Museum of Natural History that collects and exhibits more than 400 years of history in the scientific and natural science research of the Pisa University. Its permanent exhibitions include mineralogical, paleontological and zoological exemplars, organized according to thematic criteria and displayed on over 4,000 m² of halls and galleries, arranged on 3 floors.

Botanical Museum and Garden that hosts plants from the 5 continents and of a wide variety: wild plants for food use, officinal plants, a rich collection of different types of camellias and hydrangeas, bamboo forest, wild orchids and ancient trees.

The collections of those museums attest the outcomes of the researches and studies conducted by the University academics, witnessing important stages of the evolution of the scientific thought and of the European culture. The University Museum System has the main purpose of enhancing and preserving the scientific and cultural academic heritage.

The objects exhibited in the Pisa museums represent an entry door to bring the remembrance back to a custom, practice, belief, tradition, lifestyle (etc.) of the migrants’ cultural background and lay the ground for creativity.
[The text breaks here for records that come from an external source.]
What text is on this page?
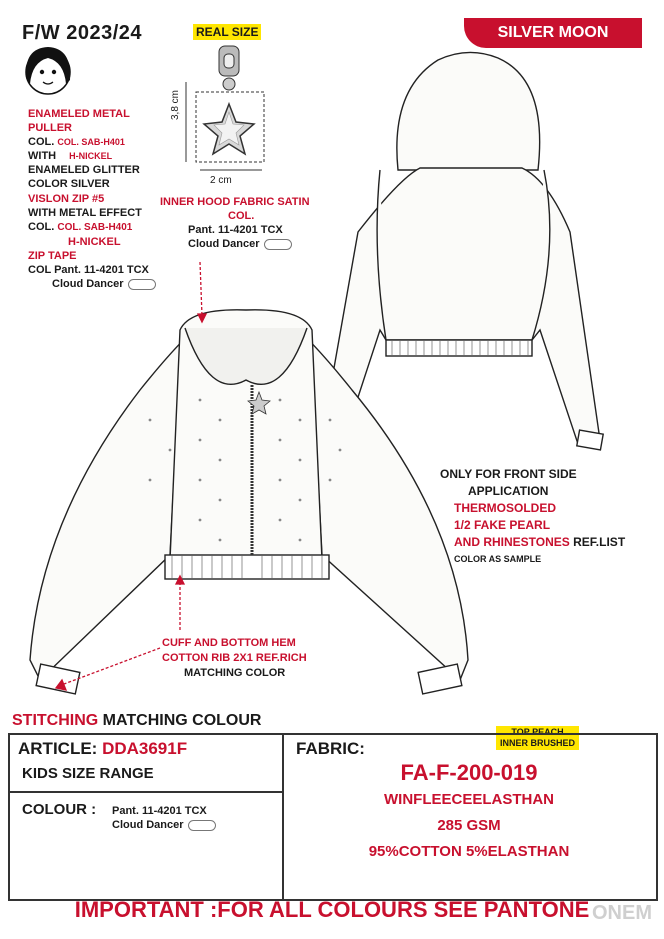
F/W 2023/24	SILVER MOON
REAL SIZE
3,8 cm
2 cm
ENAMELED METAL
PULLER
COL. COL. SAB-H401
WITH H-NICKEL
ENAMELED GLITTER
COLOR SILVER
VISLON ZIP #5
WITH METAL EFFECT
COL. COL. SAB-H401
H-NICKEL
ZIP TAPE
COL Pant. 11-4201 TCX
Cloud Dancer
INNER HOOD FABRIC SATIN
COL.
Pant. 11-4201 TCX
Cloud Dancer
ONLY FOR FRONT SIDE
APPLICATION
THERMOSOLDED
1/2 FAKE PEARL
AND RHINESTONES REF.LIST
COLOR AS SAMPLE
CUFF AND BOTTOM HEM
COTTON RIB 2X1 REF.RICH
MATCHING COLOR
STITCHING MATCHING COLOUR
TOP PEACH
INNER BRUSHED
ARTICLE: DDA3691F
KIDS SIZE RANGE
COLOUR : Pant. 11-4201 TCX
Cloud Dancer
FABRIC:
FA-F-200-019
WINFLEECEELASTHAN
285 GSM
95%COTTON 5%ELASTHAN
IMPORTANT :FOR ALL COLOURS SEE PANTONE ONEM
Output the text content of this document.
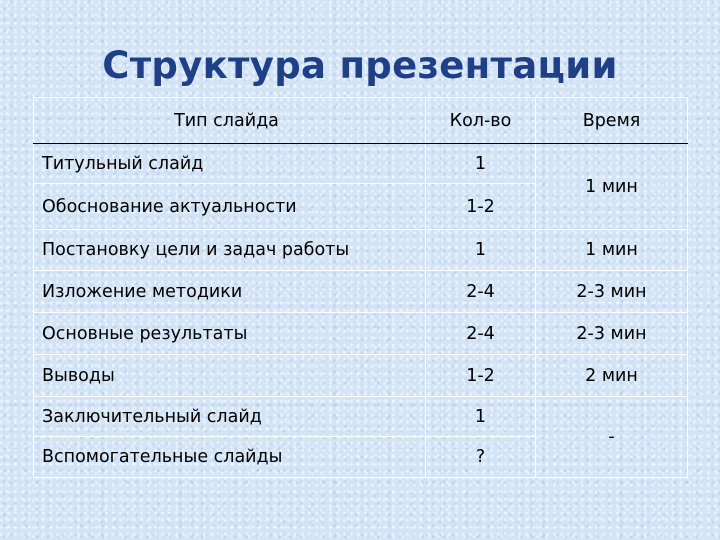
Структура презентации
Тип слайда	Кол-во	Время
Титульный слайд	1	1 мин
Обоснование актуальности	1-2	
Постановку цели и задач работы	1	1 мин
Изложение методики	2-4	2-3 мин
Основные результаты	2-4	2-3 мин
Выводы	1-2	2 мин
Заключительный слайд	1	-
Вспомогательные слайды	?	
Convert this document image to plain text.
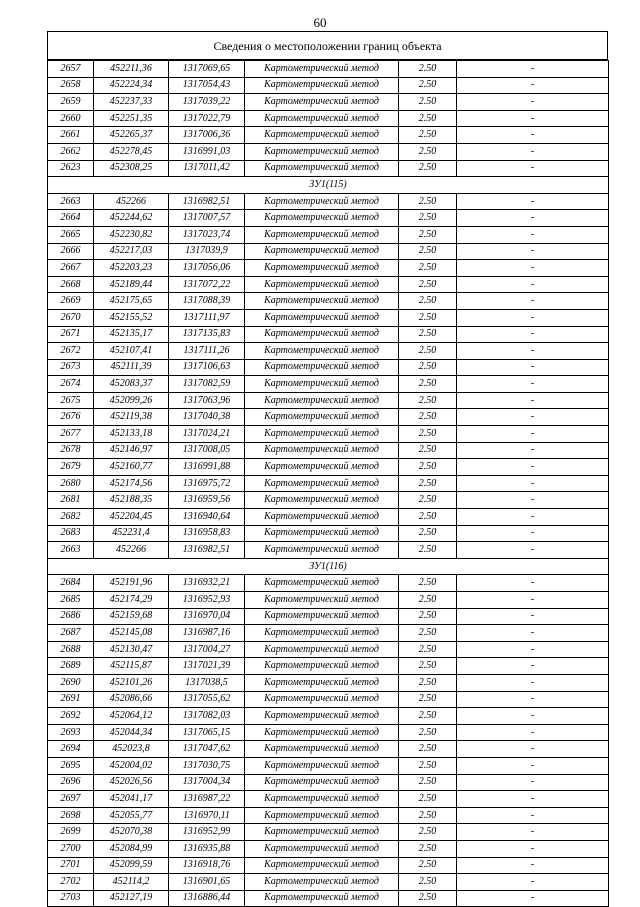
60
Сведения о местоположении границ объекта
2657	452211,36	1317069,65	Картометрический метод	2.50	-
2658	452224,34	1317054,43	Картометрический метод	2.50	-
2659	452237,33	1317039,22	Картометрический метод	2.50	-
2660	452251,35	1317022,79	Картометрический метод	2.50	-
2661	452265,37	1317006,36	Картометрический метод	2.50	-
2662	452278,45	1316991,03	Картометрический метод	2.50	-
2623	452308,25	1317011,42	Картометрический метод	2.50	-
ЗУ1(115)					
2663	452266	1316982,51	Картометрический метод	2.50	-
2664	452244,62	1317007,57	Картометрический метод	2.50	-
2665	452230,82	1317023,74	Картометрический метод	2.50	-
2666	452217,03	1317039,9	Картометрический метод	2.50	-
2667	452203,23	1317056,06	Картометрический метод	2.50	-
2668	452189,44	1317072,22	Картометрический метод	2.50	-
2669	452175,65	1317088,39	Картометрический метод	2.50	-
2670	452155,52	1317111,97	Картометрический метод	2.50	-
2671	452135,17	1317135,83	Картометрический метод	2.50	-
2672	452107,41	1317111,26	Картометрический метод	2.50	-
2673	452111,39	1317106,63	Картометрический метод	2.50	-
2674	452083,37	1317082,59	Картометрический метод	2.50	-
2675	452099,26	1317063,96	Картометрический метод	2.50	-
2676	452119,38	1317040,38	Картометрический метод	2.50	-
2677	452133,18	1317024,21	Картометрический метод	2.50	-
2678	452146,97	1317008,05	Картометрический метод	2.50	-
2679	452160,77	1316991,88	Картометрический метод	2.50	-
2680	452174,56	1316975,72	Картометрический метод	2.50	-
2681	452188,35	1316959,56	Картометрический метод	2.50	-
2682	452204,45	1316940,64	Картометрический метод	2.50	-
2683	452231,4	1316958,83	Картометрический метод	2.50	-
2663	452266	1316982,51	Картометрический метод	2.50	-
ЗУ1(116)					
2684	452191,96	1316932,21	Картометрический метод	2.50	-
2685	452174,29	1316952,93	Картометрический метод	2.50	-
2686	452159,68	1316970,04	Картометрический метод	2.50	-
2687	452145,08	1316987,16	Картометрический метод	2.50	-
2688	452130,47	1317004,27	Картометрический метод	2.50	-
2689	452115,87	1317021,39	Картометрический метод	2.50	-
2690	452101,26	1317038,5	Картометрический метод	2.50	-
2691	452086,66	1317055,62	Картометрический метод	2.50	-
2692	452064,12	1317082,03	Картометрический метод	2.50	-
2693	452044,34	1317065,15	Картометрический метод	2.50	-
2694	452023,8	1317047,62	Картометрический метод	2.50	-
2695	452004,02	1317030,75	Картометрический метод	2.50	-
2696	452026,56	1317004,34	Картометрический метод	2.50	-
2697	452041,17	1316987,22	Картометрический метод	2.50	-
2698	452055,77	1316970,11	Картометрический метод	2.50	-
2699	452070,38	1316952,99	Картометрический метод	2.50	-
2700	452084,99	1316935,88	Картометрический метод	2.50	-
2701	452099,59	1316918,76	Картометрический метод	2.50	-
2702	452114,2	1316901,65	Картометрический метод	2.50	-
2703	452127,19	1316886,44	Картометрический метод	2.50	-
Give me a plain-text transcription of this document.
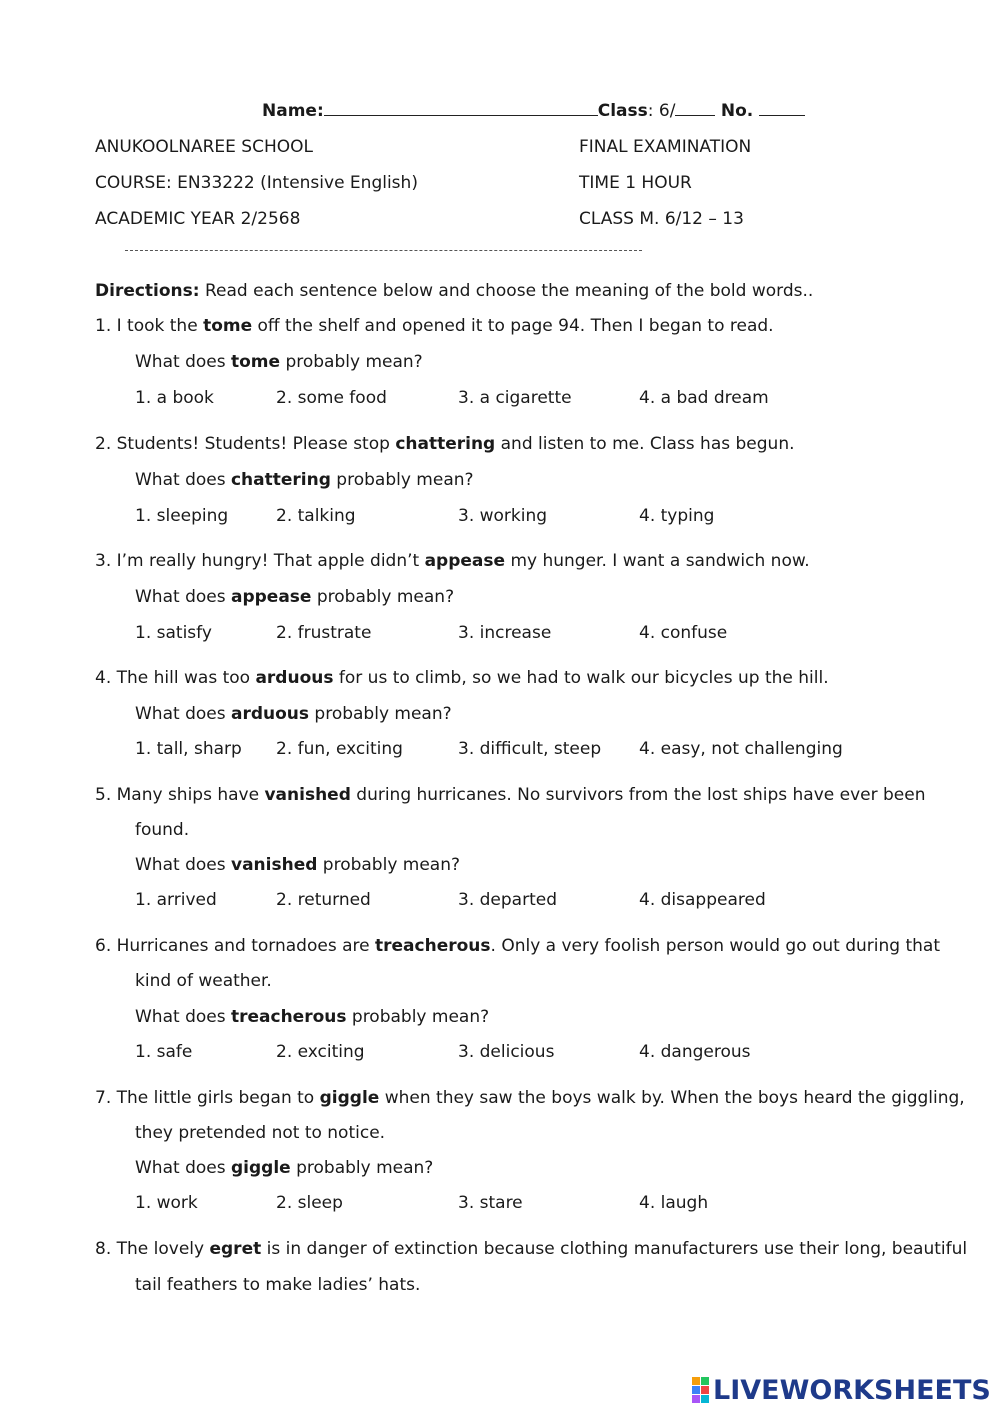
Name:	Class: 6/	No.
ANUKOOLNAREE SCHOOL	FINAL EXAMINATION
COURSE: EN33222 (Intensive English)	TIME 1 HOUR
ACADEMIC YEAR 2/2568	CLASS M. 6/12 – 13
Directions: Read each sentence below and choose the meaning of the bold words..
1. I took the tome off the shelf and opened it to page 94. Then I began to read.
What does tome probably mean?
1. a book	2. some food	3. a cigarette	4. a bad dream
2. Students! Students! Please stop chattering and listen to me. Class has begun.
What does chattering probably mean?
1. sleeping	2. talking	3. working	4. typing
3. I’m really hungry! That apple didn’t appease my hunger. I want a sandwich now.
What does appease probably mean?
1. satisfy	2. frustrate	3. increase	4. confuse
4. The hill was too arduous for us to climb, so we had to walk our bicycles up the hill.
What does arduous probably mean?
1. tall, sharp 2. fun, exciting	3. difficult, steep 4. easy, not challenging
5. Many ships have vanished during hurricanes. No survivors from the lost ships have ever been
found.
What does vanished probably mean?
1. arrived	2. returned	3. departed	4. disappeared
6. Hurricanes and tornadoes are treacherous. Only a very foolish person would go out during that
kind of weather.
What does treacherous probably mean?
1. safe	2. exciting	3. delicious	4. dangerous
7. The little girls began to giggle when they saw the boys walk by. When the boys heard the giggling,
they pretended not to notice.
What does giggle probably mean?
1. work	2. sleep	3. stare	4. laugh
8. The lovely egret is in danger of extinction because clothing manufacturers use their long, beautiful
tail feathers to make ladies’ hats.
LIVEWORKSHEETS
Each museum, depending on the typology and characteristics of its collections, is providing people with different opportunities to share ideas and interests, in order to contribute to the collective cultural enrichment.

A glimpse into the future

So distant, Incredibly Close is basically composed of 3 main pivots:

  •     Guided visits at the museums’ collections with the tutoring of the Pisa University scholars.
  •     Emerging of stories and memories with the collaboration of cultural mediators.
  •     Transformation of the stories and memories collected in sketches and illustrations with the collaboration of artists.

Indeed, migrants will be able to enrich the museums with their knowledge and cultural contribution, thus demonstrating that museums can constitute a platform for kicking an intercultural understanding. The stories and memories collected as illustrations will be exhibited during an exhibition that will give us the opportunity to organise a final event, involving the general audience too.

The illustrations might be collected in an online exhibition at the end of the pilot activities.